Truth resides in the individual consciousness as sentiment or experience, something subjective. Divine Truth is reduced to whatever an individual believes God is telling him.
That single false assertion is responsible for the perceived separation of science and faith. Science is limited to the external physical world, while faith is limited to individual internal sentiments. The two, therefore, are necessarily unconnected, strangers to each other. Since science is an evolving discipline that changes as scientists develop new theories, dogma is also expected to change with the times, and it therefore becomes subordinated to science if the two are ever to be reconciled.
The encyclical says that the Church, queen in all matters and instituted by God, has an obligation and duty towards civil societies because truth sets man free. Modernism repudiates that doctrine and holds that since the State is temporal and all religions are spiritual matters, the Church and State have nothing to do with each other, and subordinates the Church to the State just as faith is subjected to science. The Catholic, unfortunately, is separated from the citizen. According to Modernist thinking, Catholics have the right to do what they think is best for the common good without troubling themselves about the authority of the Church. Sound familiar?

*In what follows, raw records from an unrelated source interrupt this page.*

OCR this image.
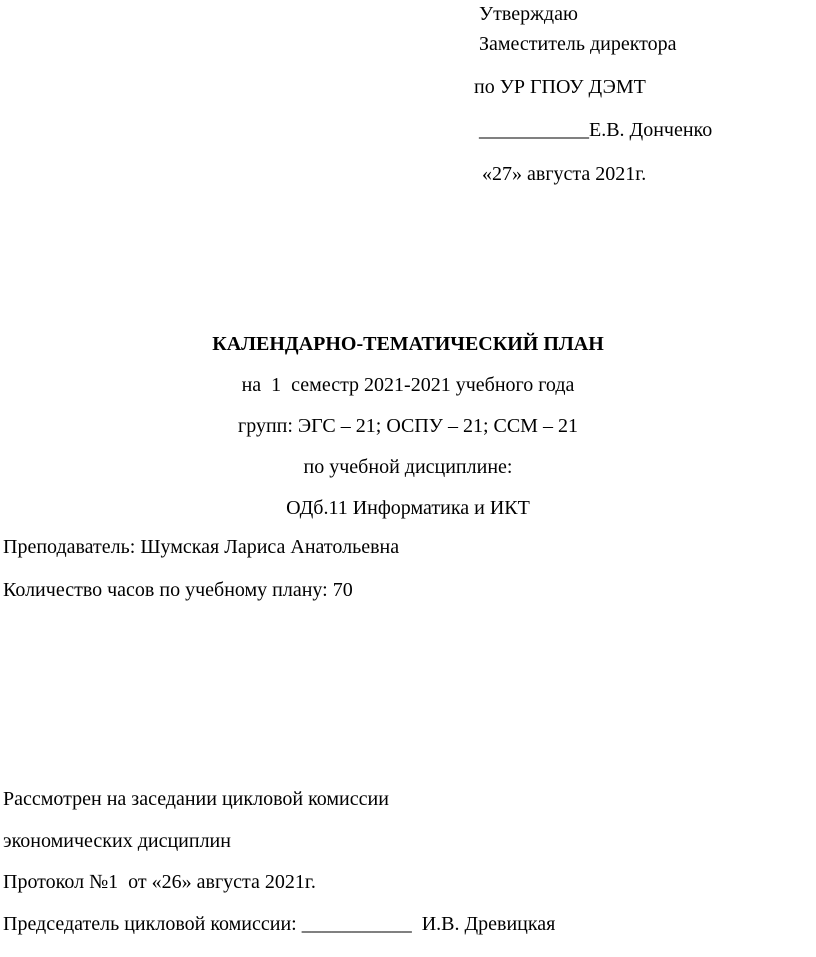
Утверждаю
Заместитель директора
по УР ГПОУ ДЭМТ
___________Е.В. Донченко
«27» августа 2021г.
КАЛЕНДАРНО-ТЕМАТИЧЕСКИЙ ПЛАН
на  1  семестр 2021-2021 учебного года
групп: ЭГС – 21; ОСПУ – 21; ССМ – 21
по учебной дисциплине:
ОДб.11 Информатика и ИКТ
Преподаватель: Шумская Лариса Анатольевна
Количество часов по учебному плану: 70
Рассмотрен на заседании цикловой комиссии
экономических дисциплин
Протокол №1  от «26» августа 2021г.
Председатель цикловой комиссии: ___________  И.В. Древицкая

Pope Pius X explicitly called this an “abuse of ecclesiastical authority.”
A century later, here we are. As predicted, the State is telling the Church to reform or be punished. It also seems the solution to this heavy problem is the same as it always has been – pray, hope, and evangelize. Now that I understand why rejecting objective truth logically leads people and societies to reject God, I know to be even more vigilant in defending it with strength and courage, to proclaim publicly a profound respect for Church authority without compromise. That’s the antidote to counteract the poison. Live your faith boldly, because if faith isn’t everything, it’s nothing.